Quad summit highlights divide-and-rule strategy has not gained expected traction: China Daily editorial
US President Joe Biden hosted Prime Minister Anthony Albanese of Australia, Prime Minister Narendra Modi of India and Prime Minister Fumio Kishida of Japan in Wilmington, Delaware, for the fourth Quad Leaders' Summit on Saturday.
The Biden administration went to great lengths to explain how the Quad has delivered on the priorities of its "Indo-Pacific" partners — ranging from addressing pandemics and disease and investing in critical and emerging technologies to strengthening their maritime domain awareness and maritime security — and how the Quad is meant to be a "global force for good". But that failed to disguise the Quad's role as a geopolitical tool of the US.
Although neither the joint statement of the four leaders nor the fact sheet of their summit issued by the White House mentions China at all, the country was mentioned at least 20 times in the half-hour news conference held by US National Security Advisor Jake Sullivan after the conclusion of the summit.
Although the US blames the rising tensions in the Asia-Pacific on China, all regional countries, including the other three members of the Quad, are well aware that the main cause is the US taking the initiative to try and implement a divide-and-rule strategy in the region by taking all possible means to sow discord between China and its neighbors.
In the process, Washington has realized that the Quad cannot glue the other three member countries to it nor appeal to other regional countries, as they all have close and comprehensive trade, economic and cultural connections with China. That explains why the Biden administration has taken the latest meeting of the Quad leaders as the opportunity to transform the Quad from just a security mechanism to a comprehensive one to "ensure its endurance for the long term".
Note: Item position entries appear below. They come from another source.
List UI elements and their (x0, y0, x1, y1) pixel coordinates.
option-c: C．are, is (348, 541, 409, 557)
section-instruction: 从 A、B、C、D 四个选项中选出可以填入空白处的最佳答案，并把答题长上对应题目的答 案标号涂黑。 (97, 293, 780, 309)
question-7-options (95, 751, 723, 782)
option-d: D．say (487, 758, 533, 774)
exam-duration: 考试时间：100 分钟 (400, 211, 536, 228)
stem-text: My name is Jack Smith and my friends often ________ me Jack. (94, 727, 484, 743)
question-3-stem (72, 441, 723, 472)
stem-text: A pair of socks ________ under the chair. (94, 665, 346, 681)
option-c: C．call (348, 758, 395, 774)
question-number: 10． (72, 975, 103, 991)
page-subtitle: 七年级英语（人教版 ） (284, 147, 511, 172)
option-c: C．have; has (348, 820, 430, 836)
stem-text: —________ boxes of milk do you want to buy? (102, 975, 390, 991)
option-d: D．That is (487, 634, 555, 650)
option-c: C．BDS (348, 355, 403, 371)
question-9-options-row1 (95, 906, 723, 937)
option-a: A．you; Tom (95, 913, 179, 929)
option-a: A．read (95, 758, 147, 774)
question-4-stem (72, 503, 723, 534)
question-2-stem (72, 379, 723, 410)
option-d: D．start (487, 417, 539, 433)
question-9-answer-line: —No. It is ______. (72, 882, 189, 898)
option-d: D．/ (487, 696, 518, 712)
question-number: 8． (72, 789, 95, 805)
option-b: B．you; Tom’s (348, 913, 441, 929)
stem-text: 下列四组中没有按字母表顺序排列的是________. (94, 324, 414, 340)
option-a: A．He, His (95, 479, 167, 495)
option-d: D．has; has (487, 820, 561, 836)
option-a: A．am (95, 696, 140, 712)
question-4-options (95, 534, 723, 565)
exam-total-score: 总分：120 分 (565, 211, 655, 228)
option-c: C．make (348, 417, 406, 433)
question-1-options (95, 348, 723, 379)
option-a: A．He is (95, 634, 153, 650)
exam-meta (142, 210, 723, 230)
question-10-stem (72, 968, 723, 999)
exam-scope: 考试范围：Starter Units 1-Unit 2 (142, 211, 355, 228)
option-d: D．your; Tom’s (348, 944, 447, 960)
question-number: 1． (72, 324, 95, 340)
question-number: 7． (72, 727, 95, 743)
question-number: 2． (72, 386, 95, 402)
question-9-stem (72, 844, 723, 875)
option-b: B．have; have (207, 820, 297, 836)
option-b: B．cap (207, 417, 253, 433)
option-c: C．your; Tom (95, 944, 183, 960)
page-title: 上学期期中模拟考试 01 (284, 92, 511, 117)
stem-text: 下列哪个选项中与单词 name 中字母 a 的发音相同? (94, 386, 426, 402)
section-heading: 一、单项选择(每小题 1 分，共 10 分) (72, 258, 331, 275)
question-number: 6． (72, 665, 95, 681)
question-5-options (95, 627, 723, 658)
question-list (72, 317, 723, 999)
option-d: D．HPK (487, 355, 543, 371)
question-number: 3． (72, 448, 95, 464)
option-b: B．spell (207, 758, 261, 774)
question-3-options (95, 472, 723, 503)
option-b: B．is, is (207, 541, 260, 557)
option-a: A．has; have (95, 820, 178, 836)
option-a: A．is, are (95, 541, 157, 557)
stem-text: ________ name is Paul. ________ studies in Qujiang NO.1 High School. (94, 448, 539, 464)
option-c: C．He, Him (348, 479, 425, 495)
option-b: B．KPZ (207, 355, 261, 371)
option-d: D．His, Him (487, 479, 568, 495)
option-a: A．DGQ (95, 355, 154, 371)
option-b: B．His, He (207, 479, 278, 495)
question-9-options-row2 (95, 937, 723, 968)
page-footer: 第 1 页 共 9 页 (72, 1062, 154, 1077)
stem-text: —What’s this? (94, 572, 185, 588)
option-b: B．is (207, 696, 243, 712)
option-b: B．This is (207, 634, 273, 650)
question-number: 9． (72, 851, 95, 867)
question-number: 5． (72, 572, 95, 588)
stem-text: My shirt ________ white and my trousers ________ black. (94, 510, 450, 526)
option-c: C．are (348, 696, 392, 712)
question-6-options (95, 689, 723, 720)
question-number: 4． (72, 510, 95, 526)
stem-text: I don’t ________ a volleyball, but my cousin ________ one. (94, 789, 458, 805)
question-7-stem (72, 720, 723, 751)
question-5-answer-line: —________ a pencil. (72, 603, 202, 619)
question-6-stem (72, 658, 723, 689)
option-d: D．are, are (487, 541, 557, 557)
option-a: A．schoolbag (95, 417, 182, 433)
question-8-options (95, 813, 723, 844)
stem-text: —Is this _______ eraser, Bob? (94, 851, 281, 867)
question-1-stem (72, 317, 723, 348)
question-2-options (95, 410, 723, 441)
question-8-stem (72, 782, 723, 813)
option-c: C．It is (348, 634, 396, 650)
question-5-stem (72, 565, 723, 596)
The aim is to provide public goods and services to the Asia-Pacific to better counter China's influence. In the near future, the Quad is likely to be docked with the US' "Indo-Pacific Economic Framework for Prosperity". Replacing its dual security-economy model with a more integrated and comprehensive one is a significant change to the Biden administration's China-containment strategy in its last few months.
In so doing, the Biden administration is trying to replace the region's long-term game rules featuring mutual respect, noninterference, equity and win-win cooperation with its "value diplomacy", which can support its discourse of aggression on upholding the "rules-based order" and a "free and open 'Indo-Pacific'".
It is notable that the US is discarding its initial promise of generous funding support under the Quad framework. Now it is asking the other three countries to foot the bill for the US' China-containment strategy, with each Quad government committed to working through their respective budgetary processes "to secure robust funding for Quad priorities".
That represents another big change in the funding rules for the US' China game, with the go-Dutch model of the Quad being transplanted to the IPEF. The change actually did not come as a surprise, as it happened shortly after the Federal Reserve cut interest rates by 50 basis points last week, indicating the Fed's judgment that the US' economy is showing signs of recession under its exorbitant national debt pressure.
When Biden hosted a NATO summit in Washington in July, it was aimed at demonstrating his leadership capabilities ahead of his reelection campaign. Having been forced to withdraw as presidential election candidate afterwards, as that summit only served to raise more doubts about his competence, the US president has sought to use the Quad summit to carry out some remedial measures to sustain his signature alliance-leveraged China-containment strategy as a hallmark diplomatic achievement of his time in office.
Yet the summit has failed to cover up the embarrassing truth that it is not China that has been isolated but the US under his administration.